Hal itu berkait dengan pernyataan staf ahli Menteri Pariwisata dan Ekonomi Kreatif, Bidang Hubungan Antar-Lembaga, Junus Satrio Atmodjo yang menyatakan Badan Pertanahan Nasional (BPN) tidak perlu memperpanjang HGB Benteng Vastenburg, apalagi yang mengajukan adalah perorangan.
“Kami sangat menghargai itu (pernyataan Junus Satrio Atmodjo). Kami memilih untuk wait and see saja,” Terang Sekda Surakarta Budi Suharto mewakil Pemkot.
Menurut Budi, Pemkot tidak tergesa-gesa mengambil langkah, sebelum keputusan BPN final. Toh, selama ini Pemkot belum diajak berkomunikasi dengan BPN. “Kami hanya akan melangkah kalau memang ada hitam di atas putih (bukti tertulis dari pemerintah pusat—red). Kalau hanya pernyataan saja, tidak bijaksana dijadikan ukuran mengambil langkah. Apabila muncul masalah kami tidak mau menanggung resikonya,” papar Sekda usai mengikuti rapat paripurna di gedung DPRD, Rabu (8/2).

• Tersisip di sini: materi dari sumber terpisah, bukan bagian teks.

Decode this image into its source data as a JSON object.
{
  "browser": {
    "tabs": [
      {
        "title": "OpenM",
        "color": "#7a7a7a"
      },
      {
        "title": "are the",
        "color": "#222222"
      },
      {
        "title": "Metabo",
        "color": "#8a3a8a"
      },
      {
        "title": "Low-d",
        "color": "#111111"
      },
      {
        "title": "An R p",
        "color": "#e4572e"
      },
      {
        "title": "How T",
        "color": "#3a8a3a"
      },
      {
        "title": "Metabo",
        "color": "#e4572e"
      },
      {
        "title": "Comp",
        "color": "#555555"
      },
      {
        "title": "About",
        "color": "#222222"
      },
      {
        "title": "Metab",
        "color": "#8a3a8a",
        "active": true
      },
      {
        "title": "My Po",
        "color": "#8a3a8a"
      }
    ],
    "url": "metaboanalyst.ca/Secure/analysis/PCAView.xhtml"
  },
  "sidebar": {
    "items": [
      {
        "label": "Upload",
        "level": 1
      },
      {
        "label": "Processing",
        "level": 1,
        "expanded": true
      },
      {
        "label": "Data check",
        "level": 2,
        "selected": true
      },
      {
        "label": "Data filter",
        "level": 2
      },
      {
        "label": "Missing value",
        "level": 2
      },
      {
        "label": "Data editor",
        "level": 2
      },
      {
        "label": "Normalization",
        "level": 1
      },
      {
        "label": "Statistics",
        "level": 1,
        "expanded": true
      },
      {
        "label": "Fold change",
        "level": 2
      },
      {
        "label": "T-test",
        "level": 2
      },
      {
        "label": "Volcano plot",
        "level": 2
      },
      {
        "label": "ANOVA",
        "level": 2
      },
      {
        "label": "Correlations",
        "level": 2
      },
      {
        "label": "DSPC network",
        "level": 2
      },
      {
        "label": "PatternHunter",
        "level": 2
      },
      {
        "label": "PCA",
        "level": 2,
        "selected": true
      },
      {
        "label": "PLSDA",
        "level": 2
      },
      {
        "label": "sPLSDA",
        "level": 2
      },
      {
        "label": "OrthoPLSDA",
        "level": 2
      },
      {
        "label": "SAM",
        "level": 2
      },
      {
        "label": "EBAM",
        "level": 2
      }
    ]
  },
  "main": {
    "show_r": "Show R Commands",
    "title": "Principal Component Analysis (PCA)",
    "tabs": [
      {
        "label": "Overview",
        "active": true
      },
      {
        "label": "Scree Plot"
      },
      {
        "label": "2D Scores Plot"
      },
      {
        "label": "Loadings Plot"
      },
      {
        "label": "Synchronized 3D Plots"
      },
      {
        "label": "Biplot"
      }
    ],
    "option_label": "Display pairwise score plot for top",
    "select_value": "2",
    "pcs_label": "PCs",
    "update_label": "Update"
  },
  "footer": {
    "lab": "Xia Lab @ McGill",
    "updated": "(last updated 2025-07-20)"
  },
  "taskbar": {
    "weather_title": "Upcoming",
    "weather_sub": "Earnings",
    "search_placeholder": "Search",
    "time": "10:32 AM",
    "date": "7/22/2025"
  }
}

Sementara itu Wali Kota Joko Widodo (Jokowi) menyerahkan persoalan perpanjangan HGB kawasan Vastenburg kepada BPN. “Itu urusan BPN. Bila BPN minta rekomendasi dan tanya baru saya jawab,” kata Wali Kota. Seperti halnya Sekda, Jokowi memilih berhati-hati dalam menyikapi persoalan kawasan Benteng Vasternburg ini.
“Belum tahu, maka perlunya inventarisasi dan labelisasi. Sampai sekarang belum masuk meja saya karena memang harus hati-hati dan benar,” imbuhnya.